There’s so much I want to tell you before the winter ends. Come closer please, if you’re curious. Come into my kitchen, have a seat at the table. Before the light tilts and the days turn to when I won’t know when to rest. Come up before our roads melt into impassible mud when the rivers thaw, the creeks flood.
This all feels urgent to me as I’ve been in silences for a while now.

This is about orange.
The color of the stocking cap I wear in the woods so I don’t get shot by a hunter, which is also a beacon, should I get lost.
It is the color of standing still and listening to the ravens’ caw against the backdrop of a stain glass sunrise. Fuchsias, magentas, lavenders, pinks. This winter orange is warming low light on blue cold snow seeking through that cathedral of trees as the dogs howl across the fields after a long night’s work guarding their flock.
I want to tell you about what orange smells like in my steamy kitchen when I make marmalades for the first time, as I have been doing and rather a lot.
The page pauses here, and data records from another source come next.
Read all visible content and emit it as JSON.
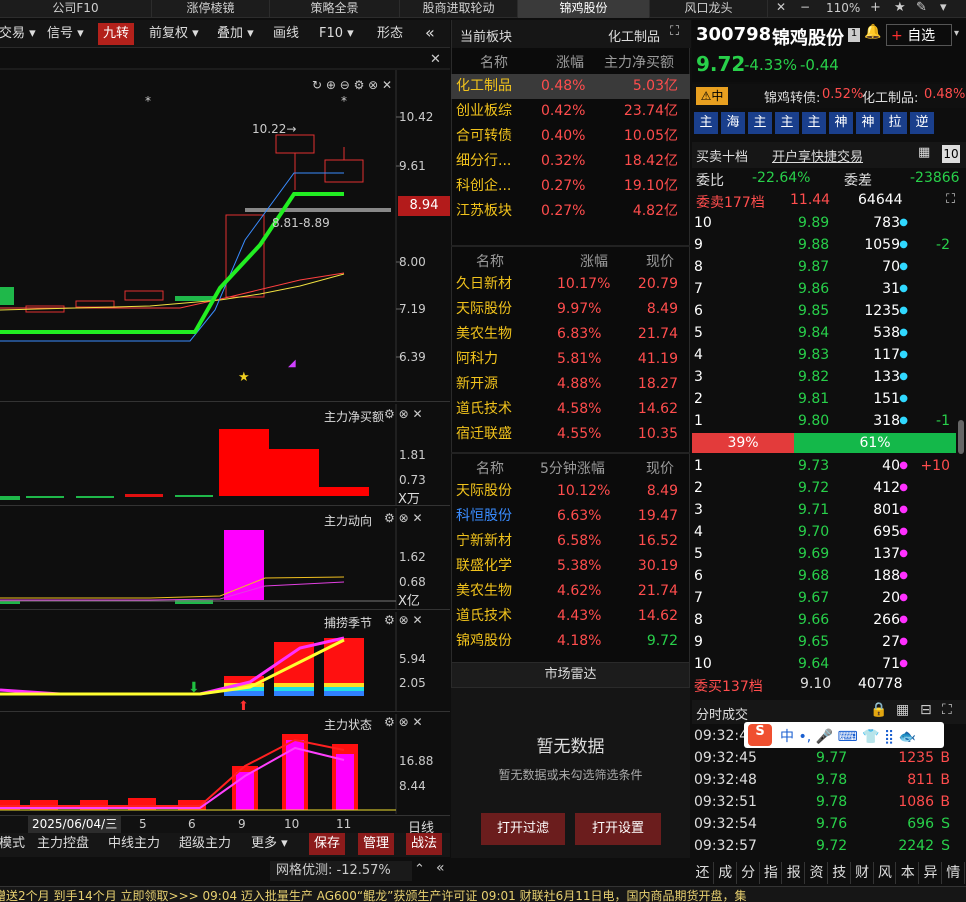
{
  "top_tabs": [
    "公司F10",
    "涨停棱镜",
    "策略全景",
    "股商进取轮动",
    "锦鸡股份",
    "风口龙头"
  ],
  "window_controls": {
    "zoom": "110%"
  },
  "toolbar": [
    "交易",
    "信号",
    "九转",
    "前复权",
    "叠加",
    "画线",
    "F10",
    "形态"
  ],
  "chart": {
    "main_labels": [
      "10.42",
      "9.61",
      "8.94",
      "8.00",
      "7.19",
      "6.39"
    ],
    "annotation_high": "10.22→",
    "annotation_range": "8.81-8.89",
    "indicators": [
      {
        "title": "主力净买额",
        "ticks": [
          "1.81",
          "0.73"
        ],
        "unit": "X万"
      },
      {
        "title": "主力动向",
        "ticks": [
          "1.62",
          "0.68"
        ],
        "unit": "X亿"
      },
      {
        "title": "捕捞季节",
        "ticks": [
          "5.94",
          "2.05"
        ]
      },
      {
        "title": "主力状态",
        "ticks": [
          "16.88",
          "8.44"
        ]
      }
    ],
    "date_cursor": "2025/06/04/三",
    "x_ticks": [
      "5",
      "6",
      "9",
      "10",
      "11"
    ],
    "period": "日线"
  },
  "bottom_tabs": [
    "模式",
    "主力控盘",
    "中线主力",
    "超级主力",
    "更多"
  ],
  "bottom_actions": [
    "保存",
    "管理",
    "战法"
  ],
  "grid_status": "网格优测: -12.57%",
  "sector_panel": {
    "title": "当前板块",
    "sector": "化工制品",
    "headers": [
      "名称",
      "涨幅",
      "主力净买额"
    ],
    "rows": [
      {
        "name": "化工制品",
        "chg": "0.48%",
        "net": "5.03亿"
      },
      {
        "name": "创业板综",
        "chg": "0.42%",
        "net": "23.74亿"
      },
      {
        "name": "合可转债",
        "chg": "0.40%",
        "net": "10.05亿"
      },
      {
        "name": "细分行...",
        "chg": "0.32%",
        "net": "18.42亿"
      },
      {
        "name": "科创企...",
        "chg": "0.27%",
        "net": "19.10亿"
      },
      {
        "name": "江苏板块",
        "chg": "0.27%",
        "net": "4.82亿"
      }
    ]
  },
  "stock_list": {
    "headers": [
      "名称",
      "涨幅",
      "现价"
    ],
    "rows": [
      {
        "name": "久日新材",
        "chg": "10.17%",
        "price": "20.79"
      },
      {
        "name": "天际股份",
        "chg": "9.97%",
        "price": "8.49"
      },
      {
        "name": "美农生物",
        "chg": "6.83%",
        "price": "21.74"
      },
      {
        "name": "阿科力",
        "chg": "5.81%",
        "price": "41.19"
      },
      {
        "name": "新开源",
        "chg": "4.88%",
        "price": "18.27"
      },
      {
        "name": "道氏技术",
        "chg": "4.58%",
        "price": "14.62"
      },
      {
        "name": "宿迁联盛",
        "chg": "4.55%",
        "price": "10.35"
      }
    ]
  },
  "five_min_list": {
    "headers": [
      "名称",
      "5分钟涨幅",
      "现价"
    ],
    "rows": [
      {
        "name": "天际股份",
        "chg": "10.12%",
        "price": "8.49"
      },
      {
        "name": "科恒股份",
        "chg": "6.63%",
        "price": "19.47"
      },
      {
        "name": "宁新新材",
        "chg": "6.58%",
        "price": "16.52"
      },
      {
        "name": "联盛化学",
        "chg": "5.38%",
        "price": "30.19"
      },
      {
        "name": "美农生物",
        "chg": "4.62%",
        "price": "21.74"
      },
      {
        "name": "道氏技术",
        "chg": "4.43%",
        "price": "14.62"
      },
      {
        "name": "锦鸡股份",
        "chg": "4.18%",
        "price": "9.72"
      }
    ]
  },
  "radar": {
    "title": "市场雷达",
    "empty_title": "暂无数据",
    "empty_desc": "暂无数据或未勾选筛选条件",
    "btn_filter": "打开过滤",
    "btn_settings": "打开设置"
  },
  "stock": {
    "code": "300798",
    "name": "锦鸡股份",
    "price": "9.72",
    "chg_pct": "-4.33%",
    "chg": "-0.44",
    "badge": "中",
    "convert_label": "锦鸡转债:",
    "convert_chg": "0.52%",
    "sector_label": "化工制品:",
    "sector_chg": "0.48%",
    "add_btn": "自选"
  },
  "tabs_row": [
    "主",
    "海",
    "主",
    "主",
    "主",
    "神",
    "神",
    "拉",
    "逆"
  ],
  "orderbook": {
    "title": "买卖十档",
    "link": "开户享快捷交易",
    "wei_bi_label": "委比",
    "wei_bi": "-22.64%",
    "wei_cha_label": "委差",
    "wei_cha": "-23866",
    "sell_total_label": "委卖177档",
    "sell_total_price": "11.44",
    "sell_total_vol": "64644",
    "sells": [
      {
        "lv": "10",
        "p": "9.89",
        "v": "783",
        "d": ""
      },
      {
        "lv": "9",
        "p": "9.88",
        "v": "1059",
        "d": "-2"
      },
      {
        "lv": "8",
        "p": "9.87",
        "v": "70",
        "d": ""
      },
      {
        "lv": "7",
        "p": "9.86",
        "v": "31",
        "d": ""
      },
      {
        "lv": "6",
        "p": "9.85",
        "v": "1235",
        "d": ""
      },
      {
        "lv": "5",
        "p": "9.84",
        "v": "538",
        "d": ""
      },
      {
        "lv": "4",
        "p": "9.83",
        "v": "117",
        "d": ""
      },
      {
        "lv": "3",
        "p": "9.82",
        "v": "133",
        "d": ""
      },
      {
        "lv": "2",
        "p": "9.81",
        "v": "151",
        "d": ""
      },
      {
        "lv": "1",
        "p": "9.80",
        "v": "318",
        "d": "-1"
      }
    ],
    "ratio_sell": "39%",
    "ratio_buy": "61%",
    "buys": [
      {
        "lv": "1",
        "p": "9.73",
        "v": "40",
        "d": "+10"
      },
      {
        "lv": "2",
        "p": "9.72",
        "v": "412",
        "d": ""
      },
      {
        "lv": "3",
        "p": "9.71",
        "v": "801",
        "d": ""
      },
      {
        "lv": "4",
        "p": "9.70",
        "v": "695",
        "d": ""
      },
      {
        "lv": "5",
        "p": "9.69",
        "v": "137",
        "d": ""
      },
      {
        "lv": "6",
        "p": "9.68",
        "v": "188",
        "d": ""
      },
      {
        "lv": "7",
        "p": "9.67",
        "v": "20",
        "d": ""
      },
      {
        "lv": "8",
        "p": "9.66",
        "v": "266",
        "d": ""
      },
      {
        "lv": "9",
        "p": "9.65",
        "v": "27",
        "d": ""
      },
      {
        "lv": "10",
        "p": "9.64",
        "v": "71",
        "d": ""
      }
    ],
    "buy_total_label": "委买137档",
    "buy_total_price": "9.10",
    "buy_total_vol": "40778"
  },
  "ticks": {
    "title": "分时成交",
    "rows": [
      {
        "t": "09:32:42",
        "p": "",
        "v": "",
        "s": ""
      },
      {
        "t": "09:32:45",
        "p": "9.77",
        "v": "1235",
        "s": "B"
      },
      {
        "t": "09:32:48",
        "p": "9.78",
        "v": "811",
        "s": "B"
      },
      {
        "t": "09:32:51",
        "p": "9.78",
        "v": "1086",
        "s": "B"
      },
      {
        "t": "09:32:54",
        "p": "9.76",
        "v": "696",
        "s": "S"
      },
      {
        "t": "09:32:57",
        "p": "9.72",
        "v": "2242",
        "s": "S"
      }
    ]
  },
  "bottom_right_tabs": [
    "还",
    "成",
    "分",
    "指",
    "报",
    "资",
    "技",
    "财",
    "风",
    "本",
    "异",
    "情"
  ],
  "ticker": "赠送2个月  到手14个月  立即领取>>>    09:04 迈入批量生产 AG600“鲲龙”获颁生产许可证    09:01 财联社6月11日电，国内商品期货开盘，集"
}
The intimacy of slicing the fruits, tending to the boiling waters + the sugars, these alchemies that transform whole citrus into sweet-sticky-bitter which is then jarred and at the ready for slathering over and between layers of cake. Toast, melted butter. A spoonful stirred into black coffee. Swirled into brownies, baked onto cookies. Triscuits.
Sharing desserts and marmalade with friends and neighbors is all well and good. I do love it. Having a slice of snacking cake midday feels luxurious. The glimmerings of piped buttercream and candied fruits bedecking these cakes is already underway. Yet my body tells me it’s the pectin I desire.
As I stood facing the stove one morning it struck me that every burner held elements cooking away, all meant for other-next things. Dried beans in one pot for a dinner braise. Leaves, berries, seaweeds and barks for herbal stocks, syrups, tonics, in another. A trotter for soup. The largest pot was filled with citrus cut through to the rinds, pith and seeds - similarly to what bones, cartilage and skin of an animal are, to making broth.
Now half-gallon jars blue-taped and labeled drinking pectin are dated and stored in our basement fridge. It’s a round and full and slightly bitter drink, which cuts well with water, hot or cold. This drink soothes my gut and my sense of thrift.
In the making of marmalade, it’s marvelous how bits and bobs of thick cut grapefruits, sour oranges and pomelo rinds suspend and how setting – that point when it all thickens into a situation where these translucents will do just as they want, once cooled. (Hopefully, this aligns with what the cook would like them to do, too.) And how this process can be a mediative, experiential act of patient, full body observation. The shifting viscosity of pectin and juice. The sound of a spatula as it runs whirlpools and shooting stars across a hot pan, stirred watchfully. The carousal cadence of bursting goggle-eyed sugar bubbles.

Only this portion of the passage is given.